Normally, when the market is in trouble, the RBI steps in. Earlier this year, they bought a lot of bonds to help drive credit growth. However, recently, even though government bond yields (let's just say interest rates) went up a lot in August, the central bank did not do anything noteworthy. Experts of course, are unsure if the RBI should intervene, as different governors have differing ideas about whether to, and when to act. The current governor seems to be taking a more relaxed approach, especially with the rupee.
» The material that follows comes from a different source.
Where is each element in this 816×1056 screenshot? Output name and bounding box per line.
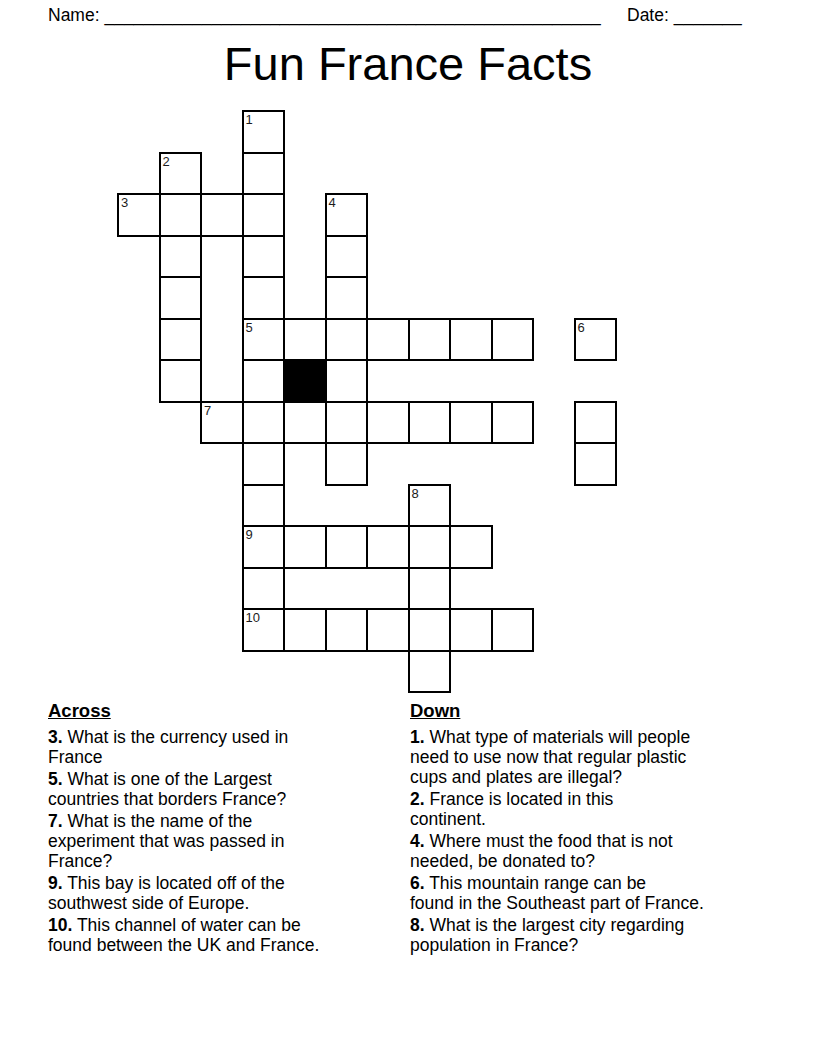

What's the risk with tariffs?
The US has put a 50% tax on Indian exports, which is causing worries about India's ability to compete in trade, job losses, and overall economic growth. Like we said in an earlier blog post, this levy could reduce India's economic output by 0.5% to 0.6% this year. The Indian government has already cut taxes to spur spending (GST 2.0, anyone?) and is planning more help for exporters. But these actions are making people worried about the government's finances, especially since tax collections are slowing down. Bond yields went up significantly in August, and banks are asking the RBI to reduce the number of long-term bonds because there is little demand from insurance companies and pension funds.
What is the Rupee angle?
Allowing the rupee to weaken can help exporters deal with US tariffs, a strategy that China has used before. The rupee has already dropped about 3% against the dollar this year, making it the worst-performing currency in Asia. Some believe it's now fairly valued or even a bit undervalued. But a weaker rupee is the only immediate solution for high tariffs. Exporters have also asked the RBI to let them convert their US earnings at better exchange rates (at a higher value against the dollar).
Should it be an all-clear for the central bank?
Not everyone thinks they should intervene. Some believe that helping the bond market now could be seen as a mistake, especially if prices start to rise again.